Return the maximum number of cherries you can collect by following the rules below:

  • Starting at the position (0, 0) and reaching (n - 1, n - 1) by moving right or down through valid path cells (cells with value 0 or 1).
  • After reaching (n - 1, n - 1), returning to (0, 0) by moving left or up through valid path cells.
  • When passing through a path cell containing a cherry, you pick it up, and the cell becomes an empty cell 0.
  • If there is no valid path between (0, 0) and (n - 1, n - 1), then no cherries can be collected.

Example 1:

Input: grid = [[0,1,-1],[1,0,-1],[1,1,1]]
Output: 5
Explanation: The player started at (0, 0) and went down, down, right right to reach (2, 2).
4 cherries were picked up during this single trip, and the matrix becomes [[0,1,-1],[0,0,-1],[0,0,0]].
Then, the player went left, up, up, left to return home, picking up one more cherry.
The total number of cherries picked up is 5, and this is the maximum possible.

Example 2:

Input: grid = [[1,1,-1],[1,-1,1],[-1,1,1]]
Output: 0

Constraints:

  • n == grid.length
  • n == grid[i].length
  • 1 <= n <= 50
  • grid[i][j] is -1, 0, or 1.
  • grid[0][0] != -1
  • grid[n - 1][n - 1] != -1

Problem Analysis:

As the description, we start at position [0, 0], then move right or move down, until at the position [n-1, n-1], then move left or move up return to position [0, 0]. With this path, we compute the maximum cherries that we can pick up.

To simplify it, we can thought it as two paths from [0, 0] to [n-1, n-1] with moving right or moving down.

And we can get each path length is 2n-2. So if we iterate all paths, we must try 2^(4n-4) times. It’s too large.

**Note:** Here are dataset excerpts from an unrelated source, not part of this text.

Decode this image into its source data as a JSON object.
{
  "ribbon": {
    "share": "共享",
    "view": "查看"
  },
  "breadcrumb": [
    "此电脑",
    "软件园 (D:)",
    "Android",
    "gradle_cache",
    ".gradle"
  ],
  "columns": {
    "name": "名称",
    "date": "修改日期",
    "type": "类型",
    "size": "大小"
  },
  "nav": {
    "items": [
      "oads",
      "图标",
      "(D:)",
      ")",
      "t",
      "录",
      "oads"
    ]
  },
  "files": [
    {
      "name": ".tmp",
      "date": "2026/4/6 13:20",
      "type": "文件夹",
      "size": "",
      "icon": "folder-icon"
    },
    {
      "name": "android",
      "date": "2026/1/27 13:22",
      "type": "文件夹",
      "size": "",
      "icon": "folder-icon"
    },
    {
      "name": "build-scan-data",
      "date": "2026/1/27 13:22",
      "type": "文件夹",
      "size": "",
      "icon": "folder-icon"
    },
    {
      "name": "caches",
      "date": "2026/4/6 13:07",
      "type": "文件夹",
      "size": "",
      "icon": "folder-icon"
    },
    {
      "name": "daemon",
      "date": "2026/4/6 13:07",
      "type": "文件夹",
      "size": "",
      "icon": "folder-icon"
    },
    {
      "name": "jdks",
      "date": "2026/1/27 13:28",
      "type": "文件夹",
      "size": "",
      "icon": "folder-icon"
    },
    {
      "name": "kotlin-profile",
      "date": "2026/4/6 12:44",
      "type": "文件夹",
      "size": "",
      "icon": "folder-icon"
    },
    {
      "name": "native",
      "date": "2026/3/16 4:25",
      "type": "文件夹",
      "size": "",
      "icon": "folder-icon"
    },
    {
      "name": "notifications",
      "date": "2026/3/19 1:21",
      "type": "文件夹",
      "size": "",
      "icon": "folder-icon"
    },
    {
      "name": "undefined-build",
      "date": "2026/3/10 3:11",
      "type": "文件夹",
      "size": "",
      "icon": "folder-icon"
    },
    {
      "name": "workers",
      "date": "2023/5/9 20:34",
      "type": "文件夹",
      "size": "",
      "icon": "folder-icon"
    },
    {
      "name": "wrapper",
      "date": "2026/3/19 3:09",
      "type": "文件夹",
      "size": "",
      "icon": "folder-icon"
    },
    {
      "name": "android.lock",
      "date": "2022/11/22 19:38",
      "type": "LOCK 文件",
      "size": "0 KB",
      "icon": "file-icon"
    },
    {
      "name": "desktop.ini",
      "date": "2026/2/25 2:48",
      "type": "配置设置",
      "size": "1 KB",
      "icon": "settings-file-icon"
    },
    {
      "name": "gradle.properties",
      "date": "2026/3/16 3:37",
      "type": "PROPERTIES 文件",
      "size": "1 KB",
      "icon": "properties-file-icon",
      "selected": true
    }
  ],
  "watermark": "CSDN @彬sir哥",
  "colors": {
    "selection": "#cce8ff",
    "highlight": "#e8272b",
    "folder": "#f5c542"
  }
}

So here we can thought it as two people each choose one path from [0,0] to [n-1,n-1]. As the path length is 2n-2, when in mth step, one people is at position [x1, y1], x1 + y1 = m, then another people at [x2, y2], x2 + y2 = m, we can get y2 = x1+y1-x2. So we can use dynamic programming, iterate compute the path step one by one, then finally we can get the answer.

Solution

class Solution {
public:
int cherryPickup(vector<vector<int>>& grid) {
vector<vector<vector<int>>> memory(grid.size(),
vector<vector<int>>(grid.size(),
vector<int>(grid.size(), numeric_limits<int>::min())));

return max(0, visit(grid, memory, 0, 0, 0));
}

int visit(vector<vector<int>>& grid, vector<vector<vector<int>>>& memory,
int x1, int y1, int x2) {
int y2 = x1 + y1 - x2;
if (x1 == grid.size() || y1 == grid.size() ||
x2 == grid.size() || y2 == grid.size() ||
grid[x1][y1] == -1 || grid[x2][y2] == -1)
return -1000000;

if (x1 == grid.size() - 1 && y1 == grid.size() - 1)
return grid[x1][y1];

if (memory[x1][y1][x2] != numeric_limits<int>::min())
return memory[x1][y1][x2];

int res = grid[x1][y1];
if (x1 != x2) res += grid[x2][y2];
res += max(max(visit(grid, memory, x1, y1 + 1, x2 + 1),
visit(grid, memory, x1 + 1, y1, x2 + 1)),
max(visit(grid, memory, x1, y1 + 1, x2),
visit(grid, memory, x1 + 1, y1, x2)));
memory[x1][y1][x2] = res;
return res;
}
};

Time complexity is O(n³)

Space complexity is O(n³)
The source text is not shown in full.